Malgré ce constat, et contrairement à ce que pensent de nombreux Français, les incendies ne sont pas indemnisés par le "régime catastrophes naturelles" des compagnies d'assurance. Ce régime offre pourtant des garanties plus avantageuses aux assurés. En clair, aux yeux des assureurs, les incendies ne sont pas comparables à d'autres aléas climatiques comme les inondations, les tempêtes, ou les mouvements de terrain.

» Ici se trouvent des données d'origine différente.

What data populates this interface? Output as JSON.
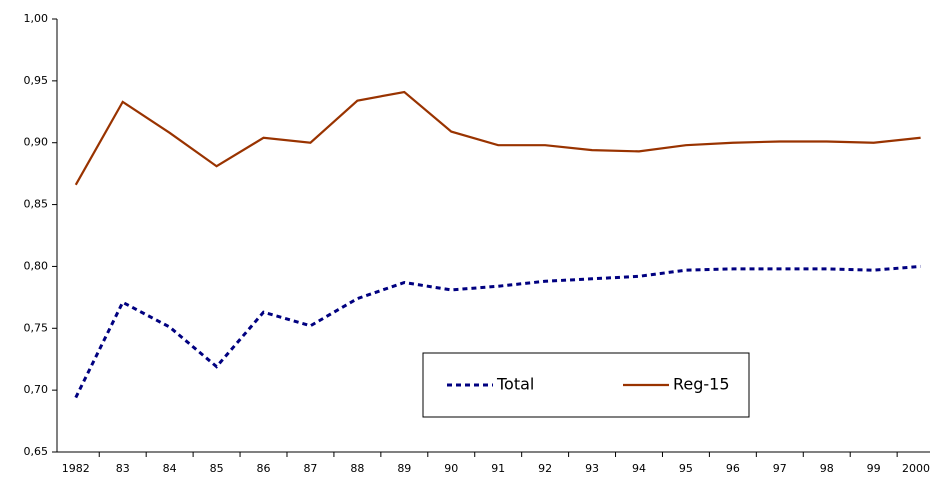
{
  "chart_data": {
    "type": "line",
    "categories": [
      "1982",
      "83",
      "84",
      "85",
      "86",
      "87",
      "88",
      "89",
      "90",
      "91",
      "92",
      "93",
      "94",
      "95",
      "96",
      "97",
      "98",
      "99",
      "2000"
    ],
    "series": [
      {
        "name": "Total",
        "color": "#000080",
        "style": "dashed",
        "values": [
          0.694,
          0.771,
          0.751,
          0.719,
          0.763,
          0.752,
          0.774,
          0.787,
          0.781,
          0.784,
          0.788,
          0.79,
          0.792,
          0.797,
          0.798,
          0.798,
          0.798,
          0.797,
          0.8
        ]
      },
      {
        "name": "Reg-15",
        "color": "#993300",
        "style": "solid",
        "values": [
          0.866,
          0.933,
          0.908,
          0.881,
          0.904,
          0.9,
          0.934,
          0.941,
          0.909,
          0.898,
          0.898,
          0.894,
          0.893,
          0.898,
          0.9,
          0.901,
          0.901,
          0.9,
          0.904
        ]
      }
    ],
    "ylim": [
      0.65,
      1.0
    ],
    "yticks": [
      {
        "value": 0.65,
        "label": "0,65"
      },
      {
        "value": 0.7,
        "label": "0,70"
      },
      {
        "value": 0.75,
        "label": "0,75"
      },
      {
        "value": 0.8,
        "label": "0,80"
      },
      {
        "value": 0.85,
        "label": "0,85"
      },
      {
        "value": 0.9,
        "label": "0,90"
      },
      {
        "value": 0.95,
        "label": "0,95"
      },
      {
        "value": 1.0,
        "label": "1,00"
      }
    ],
    "grid": false,
    "legend": "lower center"
  }
}
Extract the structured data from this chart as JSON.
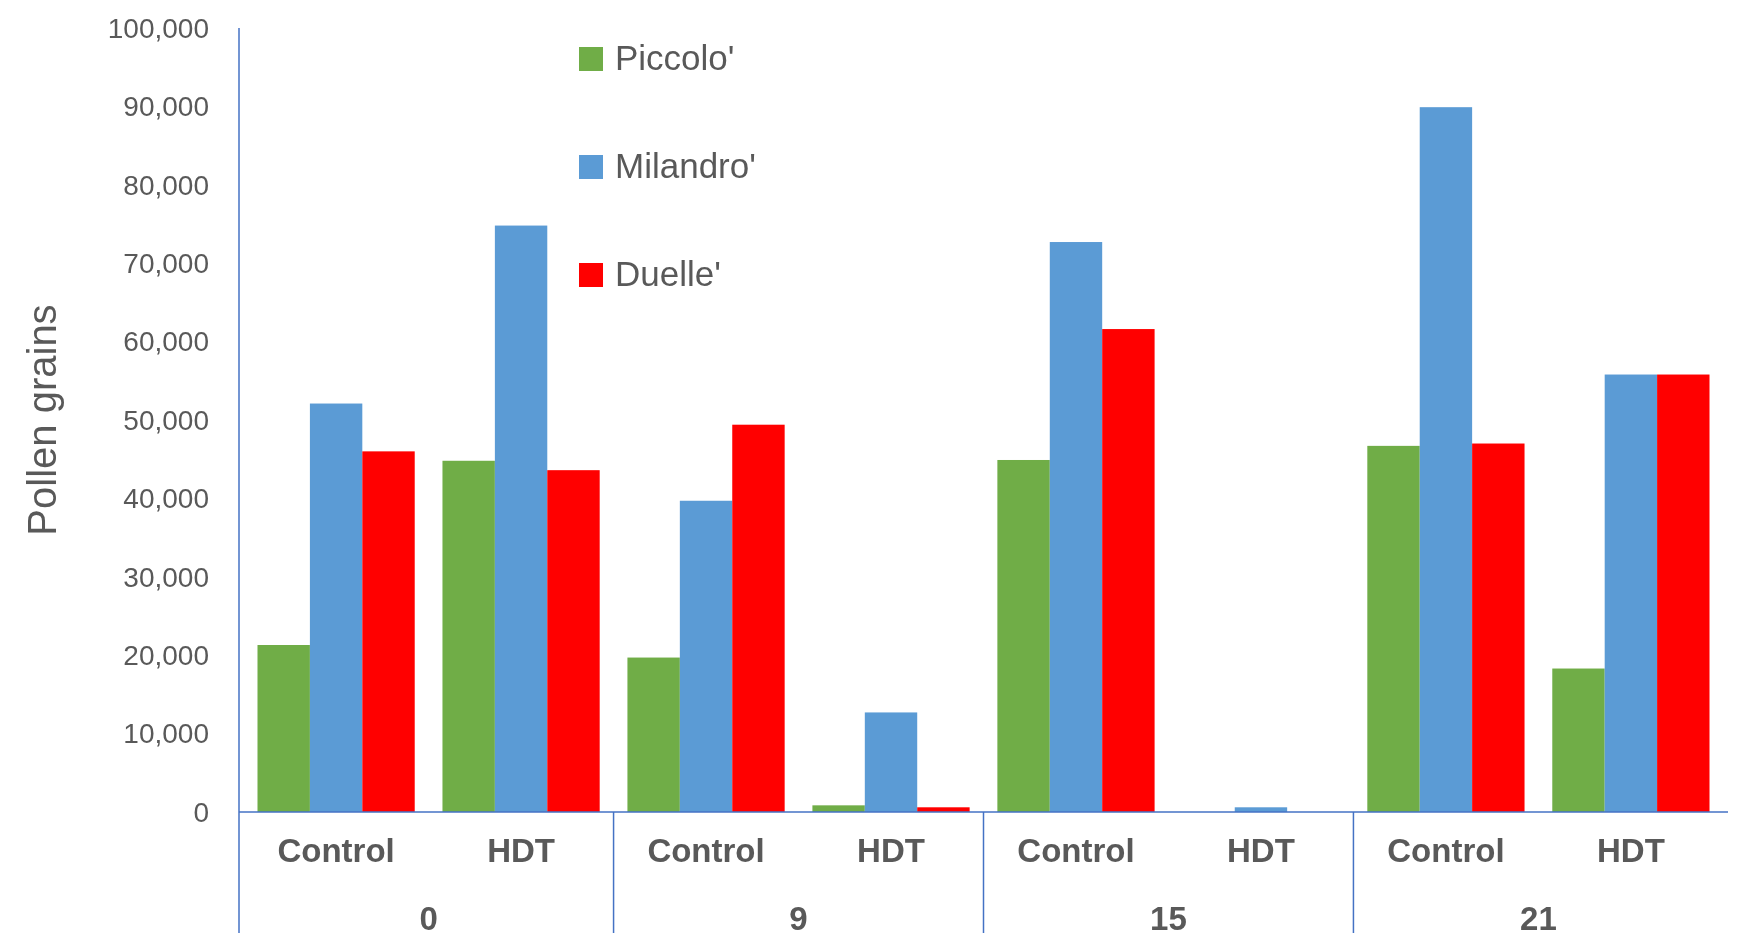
{
  "chart_data": {
    "type": "bar",
    "ylabel": "Pollen grains",
    "categories": [
      "Control",
      "HDT",
      "Control",
      "HDT",
      "Control",
      "HDT",
      "Control",
      "HDT"
    ],
    "annotations": [
      "0",
      "9",
      "15",
      "21"
    ],
    "series": [
      {
        "name": "Piccolo'",
        "color": "#70ad47",
        "values": [
          21300,
          44800,
          19700,
          850,
          44900,
          0,
          46700,
          18300
        ]
      },
      {
        "name": "Milandro'",
        "color": "#5b9bd5",
        "values": [
          52100,
          74800,
          39700,
          12700,
          72700,
          600,
          89900,
          55800
        ]
      },
      {
        "name": "Duelle'",
        "color": "#ff0000",
        "values": [
          46000,
          43600,
          49400,
          600,
          61600,
          0,
          47000,
          55800
        ]
      }
    ],
    "ylim": [
      0,
      100000
    ],
    "yticks": [
      {
        "value": 0,
        "label": "0"
      },
      {
        "value": 10000,
        "label": "10,000"
      },
      {
        "value": 20000,
        "label": "20,000"
      },
      {
        "value": 30000,
        "label": "30,000"
      },
      {
        "value": 40000,
        "label": "40,000"
      },
      {
        "value": 50000,
        "label": "50,000"
      },
      {
        "value": 60000,
        "label": "60,000"
      },
      {
        "value": 70000,
        "label": "70,000"
      },
      {
        "value": 80000,
        "label": "80,000"
      },
      {
        "value": 90000,
        "label": "90,000"
      },
      {
        "value": 100000,
        "label": "100,000"
      }
    ],
    "grid": false,
    "legend": "top left"
  }
}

En effet, 9 feux de végétation sur 10 sont d'origine humaine selon l'Observatoire des forêts. Par conséquent, "leur indemnisation relève exclusivement des contrats d'assurance automobile ou habitation classiques", explique le comparateur Assurland.

Or, lorsqu'un sinistre est reconnu comme une catastrophe naturelle, la franchise – c'est-à-dire la somme non remboursée par l'assureur – est fixée par la loi. Elle s'élève à 380 euros. Dans le cas d'un incendie, le montant de la franchise est donc fixé librement par la compagnie d'assurance, ce qui peut conduire les assurés à devoir payer bien plus cher.

Autre différence, pour une catastrophe naturelle, l'assuré dispose de 30 jours pour déclarer le sinistre à son assureur, alors que pour un incendie, ce délai est limité à 5 jours. Toutefois, face à la gravité de la situation actuelle, les assureurs ont décidé d'assouplir leurs règles. "Les sinistrés des incendies en cours dans les Landes, le Var ou en Gironde ont jusqu'au 31 août pour remplir leur déclaration", indique France Assureur, la fédération française des professionnels de l'assurance.

De plus, un contrat d'assurance habitation ne garantit pas forcément une indemnisation pour tous les dégâts causés par un incendie. "Tout dépend du type de contrat souscrit", précise France Assureur. Certes, la garantie incendie couvre les dommages résultant directement du feu, comme un logement ou des meubles brûlés. En revanche, la couverture des dommages indirects (traces de fumée sur les murs, porte brisée par l'intervention des secours) "n'est pas systématique", prévient la fédération des assureurs.

Idem pour les biens situés à l'extérieur du logement. Les abris de jardin, les terrasses ou les piscines sont couverts uniquement si l'assuré a souscrit une option spécifique baptisée "équipements extérieurs" ou "jardin". Sans ça, pas de remboursement.